Sake hat zwischen 15 und 22% Alkohol, am häufigsten sind 15-16%, womit er etwas stärker ist als die meisten Weinsorten. Hergestellt wird er aus fermentiertem Reis. Geschmachsbestimmend sind dabei unter anderem, welcher Reis benutzt wird und wie stark der Reis poliert wurde (je stärker desto teurer der Sake), aber auch das Wasser, welches zum Brauen benutzt wurde. Guter Sake wird aus Reissorten gebraut, die extra für Sake gezüchtet wurden. Dieser Reis ist auch teurer als der gewöhnliche Reis, den man sonst so verzehrt.
Beim Sake gibt es zudem verschiedene Geschmacksrichtungen und Spielarten – trockenen und süßlichen Sake, Sake, der am besten heiß oder kalt getrunken wird, klarer und trüber Sake, “roher” Sake (unpasteurisiert) und pasteurisiert und so weiter und so fort: Im Prinzip gibt es letztendlich eine ähnliche Vielfalt wie bei Wein oder Bier.
Aber zurück zum Sake-Spezialgeschäft: Koyama Shōten heißt der Laden, und er befindet sich in Tama, einer Stadt innerhalb der Präfektur Tokyo. Das alte Geschäft ist zwar nicht sehr groß, aber in der tat sehr beeindruckenD – erstmal betritt man ein auf den ersten Blick normal aussehenden Alkoholladen, doch läuft man weiter gerade aus, ist es fast so, als ob man eine kleine Höhle betritt – der hintere Raum ist relativ dunkel und voller Regale und Kühlschränke mit hunderten von Sakearten. Nur wenige davon kannte ich – natürlich gibt es die üblichen Verdächtigen wie 獺祭, ein exquisiter und relativ teuer Sake – aber auch zahllose unbekannte und zum Teil sehr teure Sorten. Eine Flasche viel mir sofort ins Auge: Eine 1,8 Literflasche (also ein japanisches 升) mit dem Namen 而今 und einem auffälligen Schildchen daneben: “Weiterverkauf verboten • pro Haushalt nur eine Flasche”. Ein Marketingtrick?
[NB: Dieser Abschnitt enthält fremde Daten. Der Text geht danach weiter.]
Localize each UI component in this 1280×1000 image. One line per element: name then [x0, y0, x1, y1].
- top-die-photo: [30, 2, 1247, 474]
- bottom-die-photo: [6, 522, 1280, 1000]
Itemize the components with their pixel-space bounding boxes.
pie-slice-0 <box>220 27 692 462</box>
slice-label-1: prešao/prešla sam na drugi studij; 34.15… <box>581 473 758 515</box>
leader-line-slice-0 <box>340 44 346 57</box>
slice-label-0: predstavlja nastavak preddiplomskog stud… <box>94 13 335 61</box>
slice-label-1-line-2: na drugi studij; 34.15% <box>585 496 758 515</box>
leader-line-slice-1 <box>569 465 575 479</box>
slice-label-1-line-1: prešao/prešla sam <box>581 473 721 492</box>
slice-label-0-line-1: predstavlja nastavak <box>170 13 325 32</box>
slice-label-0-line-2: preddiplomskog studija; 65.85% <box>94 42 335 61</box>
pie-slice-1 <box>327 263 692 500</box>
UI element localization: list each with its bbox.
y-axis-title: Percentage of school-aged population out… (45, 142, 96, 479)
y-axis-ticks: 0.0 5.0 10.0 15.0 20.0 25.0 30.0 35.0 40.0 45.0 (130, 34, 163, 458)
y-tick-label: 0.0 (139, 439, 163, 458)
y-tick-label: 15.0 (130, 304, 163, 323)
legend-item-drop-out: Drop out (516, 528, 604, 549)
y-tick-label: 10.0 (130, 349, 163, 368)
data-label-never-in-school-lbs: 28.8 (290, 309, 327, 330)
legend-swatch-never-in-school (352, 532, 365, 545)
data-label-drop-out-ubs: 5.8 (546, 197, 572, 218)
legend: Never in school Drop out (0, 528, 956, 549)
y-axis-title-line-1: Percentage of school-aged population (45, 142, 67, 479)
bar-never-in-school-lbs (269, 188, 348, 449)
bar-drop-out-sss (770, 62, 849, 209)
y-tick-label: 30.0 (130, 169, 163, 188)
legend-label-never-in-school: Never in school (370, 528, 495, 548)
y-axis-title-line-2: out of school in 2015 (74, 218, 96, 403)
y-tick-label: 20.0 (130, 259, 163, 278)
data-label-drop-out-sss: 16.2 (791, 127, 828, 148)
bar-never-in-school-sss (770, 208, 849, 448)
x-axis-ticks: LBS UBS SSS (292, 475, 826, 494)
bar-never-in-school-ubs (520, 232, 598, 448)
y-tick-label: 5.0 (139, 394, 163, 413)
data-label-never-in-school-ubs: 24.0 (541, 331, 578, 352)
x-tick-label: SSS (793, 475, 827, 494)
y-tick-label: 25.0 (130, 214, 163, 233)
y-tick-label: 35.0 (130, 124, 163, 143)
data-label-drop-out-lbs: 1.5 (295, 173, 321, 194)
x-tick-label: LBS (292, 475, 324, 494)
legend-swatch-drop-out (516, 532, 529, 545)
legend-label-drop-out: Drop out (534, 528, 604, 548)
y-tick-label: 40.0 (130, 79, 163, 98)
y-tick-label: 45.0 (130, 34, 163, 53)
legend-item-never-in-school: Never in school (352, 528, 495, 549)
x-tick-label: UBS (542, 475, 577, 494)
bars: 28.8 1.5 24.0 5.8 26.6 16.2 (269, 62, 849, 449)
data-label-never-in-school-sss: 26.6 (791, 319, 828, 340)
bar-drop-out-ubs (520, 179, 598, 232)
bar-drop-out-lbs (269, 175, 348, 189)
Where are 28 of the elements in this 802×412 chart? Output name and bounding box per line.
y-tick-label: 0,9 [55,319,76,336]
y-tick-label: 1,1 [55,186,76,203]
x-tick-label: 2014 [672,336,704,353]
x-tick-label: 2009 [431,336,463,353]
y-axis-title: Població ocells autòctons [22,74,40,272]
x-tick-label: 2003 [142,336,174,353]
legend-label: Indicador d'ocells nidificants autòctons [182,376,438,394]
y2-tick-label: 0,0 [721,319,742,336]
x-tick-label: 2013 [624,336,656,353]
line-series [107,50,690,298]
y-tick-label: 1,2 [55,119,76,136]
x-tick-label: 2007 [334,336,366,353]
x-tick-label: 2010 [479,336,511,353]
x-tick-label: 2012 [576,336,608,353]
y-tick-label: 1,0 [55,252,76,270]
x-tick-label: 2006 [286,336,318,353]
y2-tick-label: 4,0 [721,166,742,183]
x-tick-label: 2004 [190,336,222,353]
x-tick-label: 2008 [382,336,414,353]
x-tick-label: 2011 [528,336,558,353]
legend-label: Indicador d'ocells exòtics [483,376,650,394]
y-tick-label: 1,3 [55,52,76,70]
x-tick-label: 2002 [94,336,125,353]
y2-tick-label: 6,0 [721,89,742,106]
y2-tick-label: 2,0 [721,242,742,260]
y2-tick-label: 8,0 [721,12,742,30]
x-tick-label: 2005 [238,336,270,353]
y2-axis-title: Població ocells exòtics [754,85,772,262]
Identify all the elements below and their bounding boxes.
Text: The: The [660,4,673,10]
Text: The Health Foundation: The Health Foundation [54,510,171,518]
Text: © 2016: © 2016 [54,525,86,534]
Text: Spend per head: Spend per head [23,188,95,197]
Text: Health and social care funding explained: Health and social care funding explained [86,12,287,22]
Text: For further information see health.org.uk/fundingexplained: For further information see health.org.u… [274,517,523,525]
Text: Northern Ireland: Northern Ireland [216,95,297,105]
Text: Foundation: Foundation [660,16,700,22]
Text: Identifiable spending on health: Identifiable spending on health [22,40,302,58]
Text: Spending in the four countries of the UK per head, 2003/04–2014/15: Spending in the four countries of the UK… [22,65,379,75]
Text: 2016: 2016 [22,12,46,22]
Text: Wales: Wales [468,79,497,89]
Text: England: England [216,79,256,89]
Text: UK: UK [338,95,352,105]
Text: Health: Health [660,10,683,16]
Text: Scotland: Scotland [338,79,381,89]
Wer weiß. Aber es weckte meine Neugier. 4000 Yen, also rund 25 Euro, kostete die Flasche – das ist relativ teuer, kosten doch die meisten Sorten in der Größe unter 2000 Yen. Ich zögerte etwas, aber meine Frau zerstreute meine Zweifel: “Klar kaufen wir den”.
Zu Hause schauten wir etwas genauer nach, was wir da eigentlich gekauft haben – einen Sake, der in der 6. Generation von einem Familienunternehmen in der Präfektur Mie gebraut wird. Die Flaschen werden in der Tat zur Zeit auf Mercari (der japanischen Version von Ebay) für Preise zwischen 9’000 und 14’000 Yen angeboten. Ein typischer Fall von 転売, ein japanischer Volkssport. Weiterverkaufen werden wir ihn natürlich nicht – wir warten einfach einen gebührenden Anlass ab, zu dem wir die Flasche köpfen können.
Koyama Shōten verkauft laut eigenen Angaben 1500 verschiedene Arten alkoholischer Getränke, darunter 800 Sake-Arten. Es gibt auch eine gute Weinauswahl – darunter ein komplettes Regal mit deutschen Weinen. In Sachen Sake scheint Koyama die Nummer 1 in der Hauptstadtregion zu sein. Und nicht nur dass: Die Angestellten sind schwer auf Trab und sehr gut in der Beratung.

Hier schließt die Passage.